Batu bara, di satu sisi masih menjadi penyokong utama kelistrikan di Indonesia. Tapi di sisi lain sektor pembangkit listrik terutama pembangkit listrik tenaga uap (PLTU) batu bara merupakan penyumbang terbesar emisi kabon di Indonesia, yaitu sebesar 20 persen.

Penggunaan bahan bakar batu bara di Indonesia ditengarai masih cukup tinggi, mencapai 35,36 persen. Sementara komitmen menuju energi bersih dan pengurangan emisi karbon tambah lantang disuarakan secara global dan Indonesia tidak bisa menghindar. 

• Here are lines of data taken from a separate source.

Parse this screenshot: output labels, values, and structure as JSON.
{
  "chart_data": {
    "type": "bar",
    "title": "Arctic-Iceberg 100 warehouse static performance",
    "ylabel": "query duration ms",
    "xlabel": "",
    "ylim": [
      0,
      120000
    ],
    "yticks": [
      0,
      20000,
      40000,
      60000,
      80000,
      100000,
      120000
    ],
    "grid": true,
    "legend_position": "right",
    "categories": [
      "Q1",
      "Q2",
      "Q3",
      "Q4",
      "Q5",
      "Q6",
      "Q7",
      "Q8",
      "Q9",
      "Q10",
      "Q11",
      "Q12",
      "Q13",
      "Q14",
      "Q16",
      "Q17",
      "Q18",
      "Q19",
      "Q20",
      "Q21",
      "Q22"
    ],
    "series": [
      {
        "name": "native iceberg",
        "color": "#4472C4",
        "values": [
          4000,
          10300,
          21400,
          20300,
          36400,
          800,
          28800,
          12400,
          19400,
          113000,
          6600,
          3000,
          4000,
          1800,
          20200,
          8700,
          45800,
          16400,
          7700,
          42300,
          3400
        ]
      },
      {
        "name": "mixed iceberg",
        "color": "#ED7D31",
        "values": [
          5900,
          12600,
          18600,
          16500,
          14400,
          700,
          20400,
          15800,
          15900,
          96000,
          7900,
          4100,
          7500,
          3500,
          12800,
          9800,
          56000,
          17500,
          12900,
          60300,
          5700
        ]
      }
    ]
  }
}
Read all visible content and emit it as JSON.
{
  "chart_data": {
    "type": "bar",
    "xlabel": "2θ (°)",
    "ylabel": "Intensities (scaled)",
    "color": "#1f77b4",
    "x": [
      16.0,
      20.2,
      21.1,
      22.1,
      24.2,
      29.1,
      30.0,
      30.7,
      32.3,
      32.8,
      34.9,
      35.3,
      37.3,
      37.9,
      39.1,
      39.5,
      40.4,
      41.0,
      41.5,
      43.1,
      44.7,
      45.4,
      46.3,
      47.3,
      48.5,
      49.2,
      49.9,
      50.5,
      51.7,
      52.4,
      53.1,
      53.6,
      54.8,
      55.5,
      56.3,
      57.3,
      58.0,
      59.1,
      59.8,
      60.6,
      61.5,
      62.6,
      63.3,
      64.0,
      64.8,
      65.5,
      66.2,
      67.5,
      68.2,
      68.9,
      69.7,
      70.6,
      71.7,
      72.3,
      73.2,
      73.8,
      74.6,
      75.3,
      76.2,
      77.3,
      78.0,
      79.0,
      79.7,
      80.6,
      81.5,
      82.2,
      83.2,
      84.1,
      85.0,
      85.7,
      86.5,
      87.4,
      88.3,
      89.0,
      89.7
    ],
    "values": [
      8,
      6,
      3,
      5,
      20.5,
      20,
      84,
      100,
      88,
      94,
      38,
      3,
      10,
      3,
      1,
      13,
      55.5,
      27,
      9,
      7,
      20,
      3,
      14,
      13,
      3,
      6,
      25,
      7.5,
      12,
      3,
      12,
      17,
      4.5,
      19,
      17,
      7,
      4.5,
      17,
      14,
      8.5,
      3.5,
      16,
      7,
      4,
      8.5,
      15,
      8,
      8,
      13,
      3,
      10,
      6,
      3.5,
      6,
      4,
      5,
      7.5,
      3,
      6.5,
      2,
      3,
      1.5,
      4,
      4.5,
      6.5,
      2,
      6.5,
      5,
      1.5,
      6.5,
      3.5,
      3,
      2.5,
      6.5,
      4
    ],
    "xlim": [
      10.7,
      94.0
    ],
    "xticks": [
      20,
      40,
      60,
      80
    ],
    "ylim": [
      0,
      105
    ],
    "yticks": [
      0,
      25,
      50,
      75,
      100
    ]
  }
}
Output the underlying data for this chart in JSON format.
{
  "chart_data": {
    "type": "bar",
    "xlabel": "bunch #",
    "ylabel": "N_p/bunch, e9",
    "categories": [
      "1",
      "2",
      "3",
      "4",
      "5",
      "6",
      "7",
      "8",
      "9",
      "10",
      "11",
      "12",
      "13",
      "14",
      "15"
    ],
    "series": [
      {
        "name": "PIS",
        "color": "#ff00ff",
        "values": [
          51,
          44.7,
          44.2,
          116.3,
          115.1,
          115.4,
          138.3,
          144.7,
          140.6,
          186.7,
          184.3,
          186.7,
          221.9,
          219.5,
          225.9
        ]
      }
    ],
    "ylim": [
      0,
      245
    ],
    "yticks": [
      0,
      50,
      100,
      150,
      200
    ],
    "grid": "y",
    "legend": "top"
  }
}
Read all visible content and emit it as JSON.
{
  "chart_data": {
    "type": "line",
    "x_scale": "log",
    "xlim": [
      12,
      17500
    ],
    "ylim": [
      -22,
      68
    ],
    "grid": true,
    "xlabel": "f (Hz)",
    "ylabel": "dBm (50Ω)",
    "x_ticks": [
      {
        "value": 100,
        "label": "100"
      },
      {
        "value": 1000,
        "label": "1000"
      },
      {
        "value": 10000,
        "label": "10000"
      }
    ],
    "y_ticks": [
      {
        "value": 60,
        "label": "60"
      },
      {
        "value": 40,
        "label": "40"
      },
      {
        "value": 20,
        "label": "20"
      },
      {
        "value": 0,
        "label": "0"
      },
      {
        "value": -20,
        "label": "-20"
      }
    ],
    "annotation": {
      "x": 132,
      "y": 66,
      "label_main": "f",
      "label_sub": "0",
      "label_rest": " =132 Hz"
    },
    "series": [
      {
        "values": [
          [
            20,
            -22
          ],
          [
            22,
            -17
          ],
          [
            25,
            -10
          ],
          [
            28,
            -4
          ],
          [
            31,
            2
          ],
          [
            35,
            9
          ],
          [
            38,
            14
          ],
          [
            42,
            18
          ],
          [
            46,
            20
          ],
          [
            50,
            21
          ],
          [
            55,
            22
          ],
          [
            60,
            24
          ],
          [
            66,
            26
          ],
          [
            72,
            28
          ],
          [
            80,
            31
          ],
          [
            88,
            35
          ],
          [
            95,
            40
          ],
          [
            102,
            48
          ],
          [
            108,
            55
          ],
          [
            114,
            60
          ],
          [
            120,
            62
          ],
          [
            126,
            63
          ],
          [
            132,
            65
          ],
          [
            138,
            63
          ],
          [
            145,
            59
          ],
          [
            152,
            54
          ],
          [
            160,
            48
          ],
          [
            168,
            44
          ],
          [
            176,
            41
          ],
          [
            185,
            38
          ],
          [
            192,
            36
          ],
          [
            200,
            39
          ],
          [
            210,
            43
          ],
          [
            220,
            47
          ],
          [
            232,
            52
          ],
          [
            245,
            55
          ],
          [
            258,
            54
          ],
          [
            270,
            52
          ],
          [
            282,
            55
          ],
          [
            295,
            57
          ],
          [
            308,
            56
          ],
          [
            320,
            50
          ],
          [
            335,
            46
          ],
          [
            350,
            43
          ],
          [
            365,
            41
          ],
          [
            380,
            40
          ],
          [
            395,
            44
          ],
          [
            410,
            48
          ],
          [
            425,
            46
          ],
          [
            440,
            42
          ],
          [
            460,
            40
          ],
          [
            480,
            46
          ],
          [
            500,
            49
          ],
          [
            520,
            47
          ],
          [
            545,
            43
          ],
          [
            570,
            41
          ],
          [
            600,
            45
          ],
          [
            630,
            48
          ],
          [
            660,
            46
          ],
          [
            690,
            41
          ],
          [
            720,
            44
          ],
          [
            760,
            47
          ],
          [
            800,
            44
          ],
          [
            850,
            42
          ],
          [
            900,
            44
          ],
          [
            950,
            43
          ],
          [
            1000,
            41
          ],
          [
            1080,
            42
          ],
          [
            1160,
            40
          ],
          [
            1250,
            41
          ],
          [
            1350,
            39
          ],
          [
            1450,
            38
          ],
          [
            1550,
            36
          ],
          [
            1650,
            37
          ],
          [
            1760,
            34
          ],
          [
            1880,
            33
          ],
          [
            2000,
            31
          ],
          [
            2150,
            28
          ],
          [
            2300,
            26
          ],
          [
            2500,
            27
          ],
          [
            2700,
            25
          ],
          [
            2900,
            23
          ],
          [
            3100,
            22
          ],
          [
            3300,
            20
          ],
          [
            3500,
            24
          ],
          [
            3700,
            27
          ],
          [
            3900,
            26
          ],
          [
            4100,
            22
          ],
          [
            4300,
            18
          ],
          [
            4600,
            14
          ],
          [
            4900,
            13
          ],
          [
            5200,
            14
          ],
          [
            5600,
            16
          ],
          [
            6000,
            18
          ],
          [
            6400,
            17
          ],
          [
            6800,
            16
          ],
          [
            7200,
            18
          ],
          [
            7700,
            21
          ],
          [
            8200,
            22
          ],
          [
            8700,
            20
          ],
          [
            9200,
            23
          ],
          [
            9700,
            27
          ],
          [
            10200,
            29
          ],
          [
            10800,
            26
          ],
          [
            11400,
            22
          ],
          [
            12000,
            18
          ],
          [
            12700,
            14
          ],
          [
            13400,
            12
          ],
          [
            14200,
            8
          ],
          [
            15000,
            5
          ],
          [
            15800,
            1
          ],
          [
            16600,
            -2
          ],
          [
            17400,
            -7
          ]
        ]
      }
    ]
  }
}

Sayangnya, tak ada satupun cawapres yang secara spesifik membuka perdebatan mengenai isu krusial ini. Padahal masyarakat perlu mengetahui arah kebijakan para cawapres soal batu bara, terutama komitmen mereka dalam upaya menuju energi bersih.

Karena itu tantangan pemimpin Indonesia selanjutnya adalah menyeimbangkan kepentingan ekonomi politik dengan komitmen mewujudkan energi bersih. Ini barangkali menjadi tugas sulit, tetapi tidak mustahil dapat dilakukan.